Pratos típicos com cardy

  • Gratinado de pedaços de cardy com natas, queijo e noz-moscada
  • Sopa cremosa, combinada com batata e um pouco de vinho branco
  • Acompanhamento de legumes em tacho, por exemplo com vaca ou borrego
  • Entrada delicada com manteiga de limão e amêndoas laminadas

Quem quiser impressionar os convidados pode servir o cardy como prato autónomo e contar a história deste legume quase esquecido. Especialmente no Natal ou noutras datas festivas, o seu carácter requintado encaixa na perfeição.

Conselhos práticos para principiantes

Muita gente hesita em cultivá-lo porque o cardy tem um porte imponente e fama de ocupar muito espaço. Com alguns truques, porém, integra-se sem dificuldade no quotidiano da horta.

  • Poucas plantas chegam: dois a três exemplares são mais do que suficientes para alimentar uma família.
  • Usar como exemplar isolado: num canteiro ornamental, o cardy causa forte impacto como elemento arquitetónico.
  • Boa nutrição: uma aplicação anual de composto ou estrume bem curtido mantém a planta produtiva.
  • Garantir a água: em períodos de seca, regue com regularidade para que os caules não fiquem duros.

Como a planta é bastante resistente, raramente surgem doenças graves. Por vezes, as lesmas roem as folhas jovens, algo que pode ser limitado com barreiras mecânicas ou armadilhas de cerveja. Em verões muito húmidos, pode aparecer podridão ao nível do colo da raiz se o canteiro tiver pouca drenagem - mais uma razão para apostar num solo solto e profundo.

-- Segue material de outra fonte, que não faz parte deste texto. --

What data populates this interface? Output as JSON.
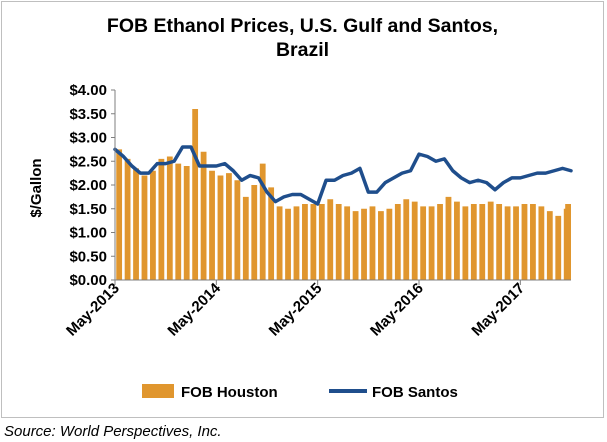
{
  "chart_data": {
    "type": "bar+line",
    "title_line1": "FOB Ethanol Prices, U.S. Gulf and Santos,",
    "title_line2": "Brazil",
    "ylabel": "$/Gallon",
    "xlabel": "",
    "ylim": [
      0,
      4
    ],
    "yticks": [
      "$0.00",
      "$0.50",
      "$1.00",
      "$1.50",
      "$2.00",
      "$2.50",
      "$3.00",
      "$3.50",
      "$4.00"
    ],
    "ytick_values": [
      0,
      0.5,
      1,
      1.5,
      2,
      2.5,
      3,
      3.5,
      4
    ],
    "x_range": [
      "2013-05",
      "2017-11"
    ],
    "xtick_labels": [
      "May-2013",
      "May-2014",
      "May-2015",
      "May-2016",
      "May-2017"
    ],
    "grid": "none",
    "legend": "bottom",
    "source": "Source: World Perspectives, Inc.",
    "colors": {
      "houston": "#e0962e",
      "santos": "#1f4e8c"
    },
    "series": [
      {
        "name": "FOB Houston",
        "kind": "bar",
        "x_dates": [
          "2013-05",
          "2013-06",
          "2013-07",
          "2013-08",
          "2013-09",
          "2013-10",
          "2013-11",
          "2013-12",
          "2014-01",
          "2014-02",
          "2014-03",
          "2014-04",
          "2014-05",
          "2014-06",
          "2014-07",
          "2014-08",
          "2014-09",
          "2014-10",
          "2014-11",
          "2014-12",
          "2015-01",
          "2015-02",
          "2015-03",
          "2015-04",
          "2015-05",
          "2015-06",
          "2015-07",
          "2015-08",
          "2015-09",
          "2015-10",
          "2015-11",
          "2015-12",
          "2016-01",
          "2016-02",
          "2016-03",
          "2016-04",
          "2016-05",
          "2016-06",
          "2016-07",
          "2016-08",
          "2016-09",
          "2016-10",
          "2016-11",
          "2016-12",
          "2017-01",
          "2017-02",
          "2017-03",
          "2017-04",
          "2017-05",
          "2017-06",
          "2017-07",
          "2017-08",
          "2017-09",
          "2017-10",
          "2017-11"
        ],
        "values": [
          2.75,
          2.55,
          2.35,
          2.2,
          2.3,
          2.55,
          2.6,
          2.45,
          2.4,
          3.6,
          2.7,
          2.3,
          2.2,
          2.25,
          2.1,
          1.75,
          2.0,
          2.45,
          1.95,
          1.55,
          1.5,
          1.55,
          1.6,
          1.6,
          1.6,
          1.7,
          1.6,
          1.55,
          1.45,
          1.5,
          1.55,
          1.45,
          1.5,
          1.6,
          1.7,
          1.65,
          1.55,
          1.55,
          1.6,
          1.75,
          1.65,
          1.55,
          1.6,
          1.6,
          1.65,
          1.6,
          1.55,
          1.55,
          1.6,
          1.6,
          1.55,
          1.45,
          1.35,
          1.5,
          1.6
        ]
      },
      {
        "name": "FOB Santos",
        "kind": "line",
        "x_dates": [
          "2013-05",
          "2013-06",
          "2013-07",
          "2013-08",
          "2013-09",
          "2013-10",
          "2013-11",
          "2013-12",
          "2014-01",
          "2014-02",
          "2014-03",
          "2014-04",
          "2014-05",
          "2014-06",
          "2014-07",
          "2014-08",
          "2014-09",
          "2014-10",
          "2014-11",
          "2014-12",
          "2015-01",
          "2015-02",
          "2015-03",
          "2015-04",
          "2015-05",
          "2015-06",
          "2015-07",
          "2015-08",
          "2015-09",
          "2015-10",
          "2015-11",
          "2015-12",
          "2016-01",
          "2016-02",
          "2016-03",
          "2016-04",
          "2016-05",
          "2016-06",
          "2016-07",
          "2016-08",
          "2016-09",
          "2016-10",
          "2016-11",
          "2016-12",
          "2017-01",
          "2017-02",
          "2017-03",
          "2017-04",
          "2017-05",
          "2017-06",
          "2017-07",
          "2017-08",
          "2017-09",
          "2017-10",
          "2017-11"
        ],
        "values": [
          2.75,
          2.6,
          2.4,
          2.25,
          2.25,
          2.45,
          2.45,
          2.5,
          2.8,
          2.8,
          2.4,
          2.4,
          2.4,
          2.45,
          2.3,
          2.1,
          2.2,
          2.15,
          1.85,
          1.65,
          1.75,
          1.8,
          1.8,
          1.7,
          1.6,
          2.1,
          2.1,
          2.2,
          2.25,
          2.35,
          1.85,
          1.85,
          2.05,
          2.15,
          2.25,
          2.3,
          2.65,
          2.6,
          2.5,
          2.55,
          2.3,
          2.15,
          2.05,
          2.1,
          2.05,
          1.9,
          2.05,
          2.15,
          2.15,
          2.2,
          2.25,
          2.25,
          2.3,
          2.35,
          2.3
        ]
      }
    ]
  }
}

Porque vale a pena cultivar cardy hoje em dia

Quem quiser tornar o jardim mais resistente e, ao mesmo tempo, mais interessante encontra no cardy um aliado surpreendentemente versátil. A planta combina produção, valor ornamental e função ecológica - precisamente aquilo que se torna cada vez mais procurado em tempos de alterações climáticas e falta de espaço.

Acresce ainda que, por quase não aparecer no comércio, bastam algumas plantas para criar um ingrediente exclusivo para a cozinha de casa. Os cozinheiros amadores que gostam de experimentar especialidades regionais conseguem aqui um verdadeiro trunfo. Em conjunto com ingredientes de inverno como batata, frutos secos, queijo ou pratos de caça, resultam refeições aromáticas e intensas, mas ainda assim honestas e sem pretensões.

Se, na primavera, houver ainda um canto livre no jardim, o cardy permite iniciar vários projetos ao mesmo tempo: soltar o solo, apoiar as árvores de fruto e assegurar um legume fino para a mesa de inverno. Não é preciso grande arrojo experimental - apenas um pouco de espaço, sol e vontade de ter no canteiro algo que nem toda a gente cultiva.